Hope United Church worship leader Brian Stevens had to make a change.
His job as an executive director at the trade group Canadian Manufacturers and Exporters was wearing him down with its relentless jet-setting demands.
“It was a lot of international travel. I was tired,” recalled Stevens.
Nearing 40, he started asking himself a big life question. What did he want to do with what he called “the next half” of his time on Earth. He found an answer in 2004 and made his move.
“I left my job, sold my house in Prince Edward Island, and went to theology school,” said Stevens. “It was one of those moments.”
If the decision to enrol in studies in Halifax, N.S., for a master’s in divinity at Atlantic School of Theology seemed brash, it wasn’t made before a lot of prayer or without a history of religious affiliation.
Stevens had already completed a diploma in youth ministry from the Atlantic School of Theology, after all. And he had been involved with a church since the age of 11.
“Church was always a place I was really comfortable in,” said Stevens, who fondly recalled playing the organ at his childhood church in Timberlea, N.S.

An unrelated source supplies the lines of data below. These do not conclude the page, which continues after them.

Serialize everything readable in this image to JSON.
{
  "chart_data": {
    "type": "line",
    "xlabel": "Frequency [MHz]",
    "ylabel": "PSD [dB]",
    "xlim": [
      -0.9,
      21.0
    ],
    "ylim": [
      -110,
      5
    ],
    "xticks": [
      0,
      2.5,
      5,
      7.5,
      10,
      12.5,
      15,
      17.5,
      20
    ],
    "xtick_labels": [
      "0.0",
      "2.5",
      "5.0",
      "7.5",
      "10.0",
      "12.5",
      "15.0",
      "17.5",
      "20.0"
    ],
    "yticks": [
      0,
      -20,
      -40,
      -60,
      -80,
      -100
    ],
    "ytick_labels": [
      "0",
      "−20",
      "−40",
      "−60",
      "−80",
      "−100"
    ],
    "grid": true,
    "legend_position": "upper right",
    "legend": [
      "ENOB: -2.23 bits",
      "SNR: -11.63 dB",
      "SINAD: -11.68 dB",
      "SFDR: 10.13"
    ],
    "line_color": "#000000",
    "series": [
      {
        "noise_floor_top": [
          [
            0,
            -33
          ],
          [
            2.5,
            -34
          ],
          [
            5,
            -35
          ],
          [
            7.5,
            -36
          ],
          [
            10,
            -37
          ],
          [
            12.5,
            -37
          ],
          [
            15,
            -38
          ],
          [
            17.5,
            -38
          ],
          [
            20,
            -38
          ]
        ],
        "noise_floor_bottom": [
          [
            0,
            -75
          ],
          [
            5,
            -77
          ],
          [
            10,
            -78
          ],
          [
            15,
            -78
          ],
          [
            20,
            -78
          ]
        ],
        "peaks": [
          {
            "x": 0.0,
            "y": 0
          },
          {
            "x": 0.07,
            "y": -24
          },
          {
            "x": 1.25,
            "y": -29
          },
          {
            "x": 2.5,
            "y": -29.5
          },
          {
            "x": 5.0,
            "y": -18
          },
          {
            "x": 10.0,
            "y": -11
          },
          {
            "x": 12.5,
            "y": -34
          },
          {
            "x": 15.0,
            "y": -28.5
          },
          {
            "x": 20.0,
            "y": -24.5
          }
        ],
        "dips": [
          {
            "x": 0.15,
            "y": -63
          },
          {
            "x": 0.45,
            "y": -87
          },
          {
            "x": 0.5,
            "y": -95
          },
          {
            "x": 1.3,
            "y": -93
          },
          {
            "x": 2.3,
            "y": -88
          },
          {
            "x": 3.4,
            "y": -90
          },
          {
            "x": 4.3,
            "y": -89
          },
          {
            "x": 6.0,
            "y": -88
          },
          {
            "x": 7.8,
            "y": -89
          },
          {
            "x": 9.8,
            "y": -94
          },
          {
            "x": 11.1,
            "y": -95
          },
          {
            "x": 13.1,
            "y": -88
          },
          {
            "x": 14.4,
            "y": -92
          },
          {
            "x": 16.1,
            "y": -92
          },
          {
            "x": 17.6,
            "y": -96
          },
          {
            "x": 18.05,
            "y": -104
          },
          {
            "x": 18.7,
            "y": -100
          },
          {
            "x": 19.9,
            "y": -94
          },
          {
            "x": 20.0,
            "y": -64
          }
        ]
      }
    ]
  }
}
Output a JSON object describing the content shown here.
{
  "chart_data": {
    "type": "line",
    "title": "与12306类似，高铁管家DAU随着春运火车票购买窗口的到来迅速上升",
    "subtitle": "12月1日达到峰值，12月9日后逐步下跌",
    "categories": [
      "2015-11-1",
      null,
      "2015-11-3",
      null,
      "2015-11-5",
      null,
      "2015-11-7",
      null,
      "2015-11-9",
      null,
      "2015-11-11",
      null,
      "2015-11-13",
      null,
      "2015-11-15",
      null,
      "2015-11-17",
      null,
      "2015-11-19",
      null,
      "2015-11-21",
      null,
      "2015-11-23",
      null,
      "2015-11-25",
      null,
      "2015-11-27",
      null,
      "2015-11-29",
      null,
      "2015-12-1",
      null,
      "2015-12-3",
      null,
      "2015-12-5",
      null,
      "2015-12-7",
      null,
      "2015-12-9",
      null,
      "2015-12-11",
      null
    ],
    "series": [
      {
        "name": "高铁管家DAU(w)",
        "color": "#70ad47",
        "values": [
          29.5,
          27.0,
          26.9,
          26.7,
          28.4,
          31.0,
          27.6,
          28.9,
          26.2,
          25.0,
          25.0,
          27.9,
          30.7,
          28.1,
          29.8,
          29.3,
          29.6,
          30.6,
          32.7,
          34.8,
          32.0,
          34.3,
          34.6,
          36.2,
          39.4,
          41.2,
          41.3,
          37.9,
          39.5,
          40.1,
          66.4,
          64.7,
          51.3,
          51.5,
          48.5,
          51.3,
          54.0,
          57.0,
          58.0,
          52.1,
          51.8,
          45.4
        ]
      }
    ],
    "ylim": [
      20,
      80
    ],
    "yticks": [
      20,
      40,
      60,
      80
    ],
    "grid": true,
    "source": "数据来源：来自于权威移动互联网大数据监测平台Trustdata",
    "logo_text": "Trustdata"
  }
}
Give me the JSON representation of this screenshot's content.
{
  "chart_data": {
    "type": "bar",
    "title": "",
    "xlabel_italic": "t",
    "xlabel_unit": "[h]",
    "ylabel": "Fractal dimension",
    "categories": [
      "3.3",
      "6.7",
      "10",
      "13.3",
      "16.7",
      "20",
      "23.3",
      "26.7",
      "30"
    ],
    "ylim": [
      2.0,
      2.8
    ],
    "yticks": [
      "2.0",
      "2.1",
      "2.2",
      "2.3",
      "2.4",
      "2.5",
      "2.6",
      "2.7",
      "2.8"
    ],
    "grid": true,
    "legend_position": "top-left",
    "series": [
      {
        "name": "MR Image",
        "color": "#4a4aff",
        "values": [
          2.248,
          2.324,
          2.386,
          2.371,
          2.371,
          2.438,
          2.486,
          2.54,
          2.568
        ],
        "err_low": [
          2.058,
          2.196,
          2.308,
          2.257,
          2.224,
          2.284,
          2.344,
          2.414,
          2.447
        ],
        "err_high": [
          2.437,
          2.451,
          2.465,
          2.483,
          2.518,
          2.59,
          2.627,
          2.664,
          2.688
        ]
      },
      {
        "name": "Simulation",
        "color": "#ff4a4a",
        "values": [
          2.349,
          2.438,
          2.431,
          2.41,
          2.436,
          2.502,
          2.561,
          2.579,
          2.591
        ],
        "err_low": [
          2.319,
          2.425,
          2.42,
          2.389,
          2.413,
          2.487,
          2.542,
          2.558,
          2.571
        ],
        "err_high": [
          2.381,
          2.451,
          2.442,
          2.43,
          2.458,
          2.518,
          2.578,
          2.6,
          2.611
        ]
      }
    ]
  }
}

An accomplished musician with a bachelor’s in music from St. Francis Xavier University in Antigonish, N.S., Stevens had already gone on to serve as an organist at Trinity United in Summerside, P.E.I., for 12 years and more recently had the same role in Curtis, Ont., at Faith United, where he was music facilitator from 2007 to 2014.
Playing the organ is something he still does at Hope United Church, which he joined in summer 2015 as half-time supply minister before becoming half-time minister in January 2016.
The United Church of Canada’s treatment of musicians was one of but not the only reason Stevens, who was raised Roman-Catholic, decided get involved with the denomination.
“I was attracted by the social justice,” said Stevens. “The United Church of Canada has taken… very strong moves around same-sex marriage and the ordination of gay and lesbian clergy.”
The United Church, Stevens explained, dates back to 1925 and is an amalgamation of all the Methodist Churches in Canada, about two thirds of the Presbyterian Churches and a number of other congregational churches.
“They’ve tracked along the path of Canadian law and really sought to stay in tune with Canadian law as it progressed,” he said.
With Hope United, Stevens is working to create a welcoming environment at the church and further integrate it in the community, and he’s channeling his passion for music to help.
“One of the things we’ve been trying to do is to get our doors open and let people know our doors are open,” said Stevens. The church hosts jazz performances on the fourth Saturday of each month, noontime concerts, yoga sessions, and “messy church” events on the third Wednesday of the month from 5:30 to 7 p.m.
In Hope United’s case, a “messy church” isn’t an unkempt one. “It’s a way of doing church that’s not at Sunday morning, so you pick a theme and around that theme you’ll do crafts or activities or games or things to get people thinking… then you do a Bible story and some music and then you have a meal together,” Stevens explained.
It’s all part of Stevens’ approach to his role. “Mind, body, spirit”: all are important to the worship leader.
“It’s important that we’re physically well as well as spiritually well,” he said.
When it comes to the spiritual, Stevens said he wants his preaching to relate religious scriptures back to people’s lives at Main and Danforth. “I believe there’s still a great deal of relevance for Gospel teachings,” he said. The community differs from the more suburban areas Stevens has worked in previously, but he said he welcomes any challenges. “I’ve not worked in such a diverse neighbourhood before,” he said. “I love it. I love working here.”